The John Locke Foundation has opposed North Carolina’s renewable energy standards mandate since it first passed into law as Senate Bill 3 under liberal leadership in 2007. The imposition of this flawed regulation and unwarranted mandate, it turns out, has no environmental benefits, drives up the cost of energy (which drives up the cost of everything killing jobs and opportunities on its way), is anti-free market and feeds into special interest, tax carveouts for a select group of stakeholders, at the expense of all other hard working North Carolina taxpayers. The solar industry is as dependant on handouts as it ever has been with no end in sight. The Beacon Hill Institute reports on the real and substantial costs of the mandate and other reports indicate the costs are substantial.
House Bill 681 would fix all of these problems. It would phase out, cap, sunset and repeal the renewable energy standards, ensure low cost reliable energy and further develop North Carolina’s economic recovery. It holds harmless any current contracts and investments. This is a good idea and it is time for reform.
As my colleague Jon Sanders explains, the bill makes important changes:
- Ensure that all sources of electricity generation, including renewable sources, are options for utilities to fill their needs for reliable, sufficient power provision. This would not artificially limit any potential energy source, including solar and wind, from use if they are cost-competitive with other sources.
- Apply the standard of least-cost mix of electricity generation to all energy sources.
- Prevent the REPS surcharge on residential customers from nearly tripling, which is due to happen in July even as commercial and industrial customers’ REPS surcharges stay the same.
- Cap the REPS mandate at 6 percent and sunset it in 2018 (a hold-harmless provision would protect compliance costs incurred and purchase contracts made under the old REPS mandate).
- Request a comprehensive study assessing known and measurable costs and benefits of distributed generation, including grid issues and standby generation issues associated with nondispatchable sources and unseen costs imposed by consumers not participating in net metering.
This is not a uniquely North Carolina problem. Other states are facing the same job killing, costly problem and are moving forward to repeal and freeze their renewable energy standard mandates. West Virginia has repealed their renewable energy standards this year (it was one of the first actions under new Republican leadership). The Texas Senate repealed their RPS last week: And Ohio put a freeze on their renewable energy standard.

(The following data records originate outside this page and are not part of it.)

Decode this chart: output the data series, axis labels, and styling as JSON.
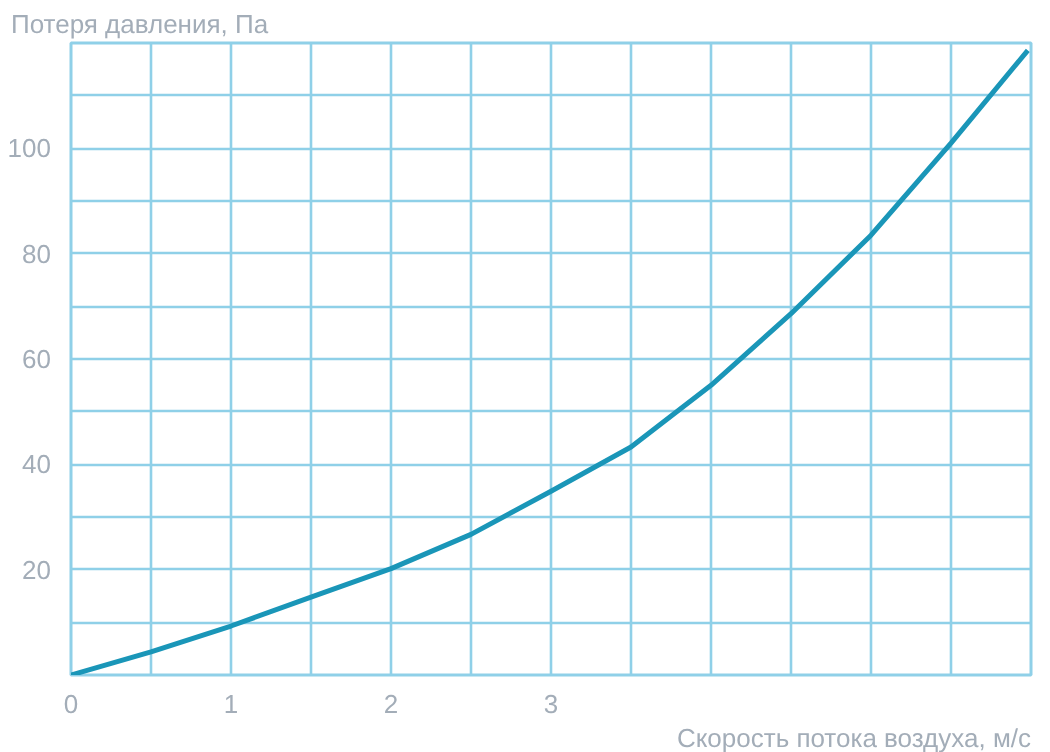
{
  "chart_data": {
    "type": "line",
    "xlabel": "Скорость потока воздуха, м/с",
    "ylabel": "Потеря давления, Па",
    "x": [
      0,
      0.5,
      1,
      1.5,
      2,
      2.5,
      3,
      3.5,
      4,
      4.5,
      5,
      5.5,
      5.98
    ],
    "series": [
      {
        "color": "#1a96b8",
        "values": [
          0,
          4.4,
          9.3,
          14.8,
          20.2,
          26.7,
          34.9,
          43.3,
          55,
          68.6,
          83.5,
          101,
          118.6
        ]
      }
    ],
    "xlim": [
      0,
      6
    ],
    "xticks": [
      0,
      {
        "value": 0.5,
        "label": null
      },
      1,
      {
        "value": 1.5,
        "label": null
      },
      2,
      {
        "value": 2.5,
        "label": null
      },
      3,
      {
        "value": 3.5,
        "label": null
      },
      {
        "value": 4,
        "label": null
      },
      {
        "value": 4.5,
        "label": null
      },
      {
        "value": 5,
        "label": null
      },
      {
        "value": 5.5,
        "label": null
      },
      {
        "value": 6,
        "label": null
      }
    ],
    "ylim": [
      0,
      120
    ],
    "yticks": [
      {
        "value": 0,
        "label": null
      },
      {
        "value": 10,
        "label": null
      },
      20,
      {
        "value": 30,
        "label": null
      },
      40,
      {
        "value": 50,
        "label": null
      },
      60,
      {
        "value": 70,
        "label": null
      },
      80,
      {
        "value": 90,
        "label": null
      },
      100,
      {
        "value": 110,
        "label": null
      },
      {
        "value": 120,
        "label": null
      }
    ],
    "grid": true,
    "marker": "none",
    "line_style": "solid"
  }
}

North Carolina should follow suit.
Who else thinks repeal of the state renewable energy mandate is a good idea?
- The North Carolina Republican Party in their 2014 Platform: Article IX, 3:
- We support energy security, affordable energy and energy independence. A comprehensive energy policy includes offshore and onshore oil and natural gas, nuclear power, coal, solar, wind and alternative fuels that do not adversely impact the food supply or energy costs. We support efforts to develop oil and natural gas through safe, clean, hydraulic fracturing. We call for repeal of the national ethanol mandate and EPA and offshore regulation and the state renewable energy mandate.
- Twenty public policy and grass roots organizations.
- The John Locke Foundation as explained here and here and here.
- These North Carolina legislative leaders recognize the importance of low cost reliable energy and are behind the good ideas in House Bill 681: Rep. Chris Millis (R-Pender), Rep, Mike Hager (R-Rutherford), Rep Jeff Collins (R-Nash), Rep Harry Warren (R-Rowan), Rep Hugh Blackwell (R-Burke), Rep. Rayne Brown (R-Davidson), Rep. George Cleveland (R-Onslow), Rep. Jimmy Dixon (R-Duplin), Rep. Jeffrey Elmore (R-Wilkes), Rep. Jon Hardister (R-Guilford), Rep. Susan Martin (R-Wilson), Rep. Dennis Riddell (R-Alamance), Rep. Phil Shepard (R-Onslow), Rep. Chris Whitmire (R-Transylvania). Where does your legislator stand?
House Bill 681, NC Energy Ratepayers Protection Act is a good idea because energy costs matter – To individuals, to businesses, to consumers and to taxpayers.